Diese Wahrnehmungen sind ansteckend und werden auch von Neuankömmlingen in Deutschland mühelos übernommen. Vor einigen Monaten sagte mir eine chinesische Sprachaustauschpartnerin auf Xiaohongshu (eine Art chinesisches Instagram) ganz unverblümt: „Die DDR ist arm. Vielleicht ist es besser, einen Ausbildungsplatz in Düsseldorf zu suchen?“ Doch es war ihre anschließende Reflexion, die mir im Gedächtnis blieb: „Die Spaltung Deutschlands existiert nicht nur in den Köpfen der Deutschen, sondern auch in den Köpfen der Welt.“ Auch die Wörter „DDR“ und „arm“ brannten sich mir ein. Die politisch nicht korrekte Ehrlichkeit einer Außenseiterin sprach offen aus, was in Deutschland oft unausgesprochen bleibt.

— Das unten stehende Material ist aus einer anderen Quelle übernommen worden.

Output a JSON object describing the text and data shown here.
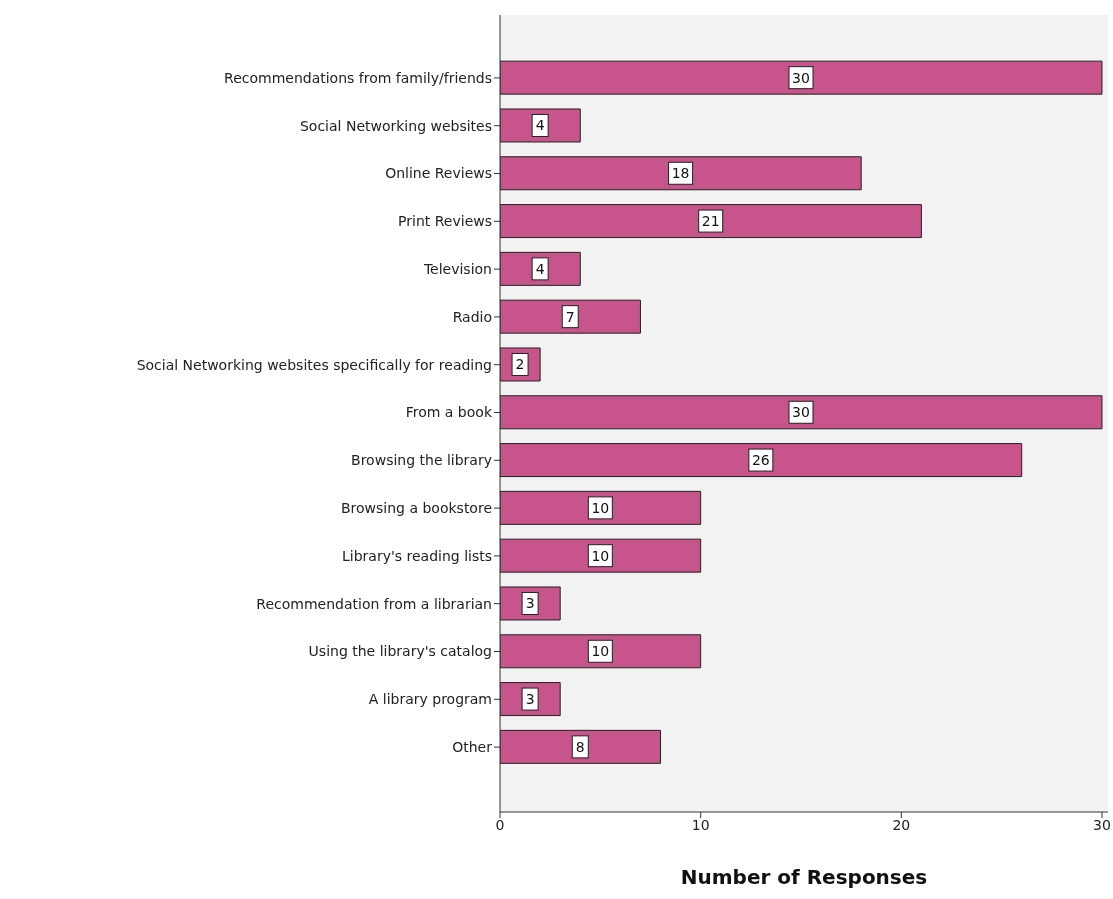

Sie hat recht. Diese Teilung ist mehr als ein innerdeutsches Problem – sie ist in die globale Identität Deutschlands eingeschrieben.
Wiedervereinigung oder Übernahme?
Auf dem Papier war das Ereignis von 1990 eindeutig: Wiedervereinigung. Es war ein Prozess, der durch Verträge geregelt wurde, getragen von Volksbewegungen wie dem ostdeutschen Ruf „Wir sind das Volk“ und abgesegnet von der internationalen Gemeinschaft.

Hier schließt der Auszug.